Hi, currently I'm using MonetDB and DataBrewery Cubes (Light-weight Python OLAP server).
But I found that ArangoDB is very interesting and want to replace those with ArangoDB.
However, I am a newcomer for graph database and ArangoDB,
and would like to hear any advice on designing the graph database.
I have found many challenges when I have tried to use ArangoDB:
1. How to design database that
1.1 Has many views (hierarchical) and raw data (flat)
1.2 The hierarchies are changable while data is not changed.
For example, after re-organizing product category, the relationship between products may be changed while product info is not changed.
2. I don’t know how to
2.1 Query raw data by views (hierarchical).

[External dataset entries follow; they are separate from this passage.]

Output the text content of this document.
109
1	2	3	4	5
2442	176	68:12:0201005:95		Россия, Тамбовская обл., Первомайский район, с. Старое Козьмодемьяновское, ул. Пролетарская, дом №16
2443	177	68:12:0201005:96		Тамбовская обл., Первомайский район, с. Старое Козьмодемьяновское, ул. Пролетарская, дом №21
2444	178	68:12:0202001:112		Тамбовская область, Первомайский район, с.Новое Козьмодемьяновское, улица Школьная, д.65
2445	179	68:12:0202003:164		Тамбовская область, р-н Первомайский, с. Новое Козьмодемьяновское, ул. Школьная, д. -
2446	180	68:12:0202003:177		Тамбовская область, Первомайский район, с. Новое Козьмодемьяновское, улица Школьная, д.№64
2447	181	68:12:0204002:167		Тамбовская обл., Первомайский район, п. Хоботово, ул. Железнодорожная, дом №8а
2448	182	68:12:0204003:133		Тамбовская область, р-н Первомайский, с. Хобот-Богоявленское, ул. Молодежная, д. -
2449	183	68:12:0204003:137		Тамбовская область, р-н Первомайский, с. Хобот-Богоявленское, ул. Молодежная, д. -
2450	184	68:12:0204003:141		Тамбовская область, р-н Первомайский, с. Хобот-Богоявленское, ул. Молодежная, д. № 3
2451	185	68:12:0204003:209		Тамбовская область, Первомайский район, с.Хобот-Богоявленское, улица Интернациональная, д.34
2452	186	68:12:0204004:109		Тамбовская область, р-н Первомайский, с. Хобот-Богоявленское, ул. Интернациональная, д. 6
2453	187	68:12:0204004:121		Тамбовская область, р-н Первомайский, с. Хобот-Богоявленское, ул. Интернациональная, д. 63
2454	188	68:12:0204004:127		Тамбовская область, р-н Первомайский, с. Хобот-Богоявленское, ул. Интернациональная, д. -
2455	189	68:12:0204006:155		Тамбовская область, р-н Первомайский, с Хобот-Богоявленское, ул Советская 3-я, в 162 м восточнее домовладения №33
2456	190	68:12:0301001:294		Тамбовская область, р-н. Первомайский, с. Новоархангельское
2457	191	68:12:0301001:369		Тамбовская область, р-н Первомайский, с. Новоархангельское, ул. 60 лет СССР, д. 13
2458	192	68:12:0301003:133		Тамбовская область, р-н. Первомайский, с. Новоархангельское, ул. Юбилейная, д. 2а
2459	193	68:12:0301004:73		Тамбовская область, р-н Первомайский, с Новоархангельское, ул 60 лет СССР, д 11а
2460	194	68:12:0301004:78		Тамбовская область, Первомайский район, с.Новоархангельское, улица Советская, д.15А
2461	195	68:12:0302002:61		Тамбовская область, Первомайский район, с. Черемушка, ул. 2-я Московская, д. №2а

Especially a full AQL query to show up my team that ArangoDB is suitable for our problems.
2.2 The returned result must have all nodes from the graph even if data is missing.
For example, some year may not sell in Africa but the result must have the sale amount as zero for Africa because Africa is defined on the graph.
I have the hierarchical dimensions as the following:
Geography: All -> Continents -> Countries -> Cities
Regional: All -> Region -> Sub-Region
Products: Type -> Sub-Type -> Sub-SubType
Calendar Year: Year -> Quarters -> Months
Fiscal Year: Year -> Quarters -> Months (July, August, September, ..., June)
Gender: Male or Female
Membership: True or False
3. Is this design is OK?
Documents:
months.json: {"_key": "1", "name": "January"}
productInfo.json: {"name": ""}
categoryInfo.json: {"name": ""}
continent.json: {"name": "Europe"}
country.json: {"name": "country", "island": true / false}
city.json: {"_key": "1", "name": "Belgium"}
person.json: {"_key": "1", "gender": "male/female", "age": 30, "isMember": true/false}
sales.json: {"person": "PersonId", "product": "ProductId", "city": "CityId", "region": "RegionName" , "day": 1, "month": 2, "year": 2017, "amount": 999, "units": 99}
sales_estimation.json: {"product": "ProductId", "city": "CityId", "region": "RegionName" , "day": 1, "month": 2, "year": 2018, "amount": 1200, "units": 110}
Edges:
year.json: {"_from": "months/1", "_to": "months/2", "type": "calendar/fiscal"}
categories.json: {"_from": "category/1", "_to": "products/2"}
World.json: {"_from": "continent/1", "_to": ""} <-- List of continents in the World
Europe.json: {"_from": "continent/1", "_to": "country/1"} <-- List of countries in Europe
Asia.json: {"_from": "continent/3", "_to": "country/5"} <-- List of countries in Asia
Belgium.json: {"_from": "country/1", "_to": "city/1"} <-- List of cities in Belgium
view_by_some_relationship.json: {"_from": "", "_to": ""} <-- Other views
4. How to query products sales by geography and calendar year or fiscal year?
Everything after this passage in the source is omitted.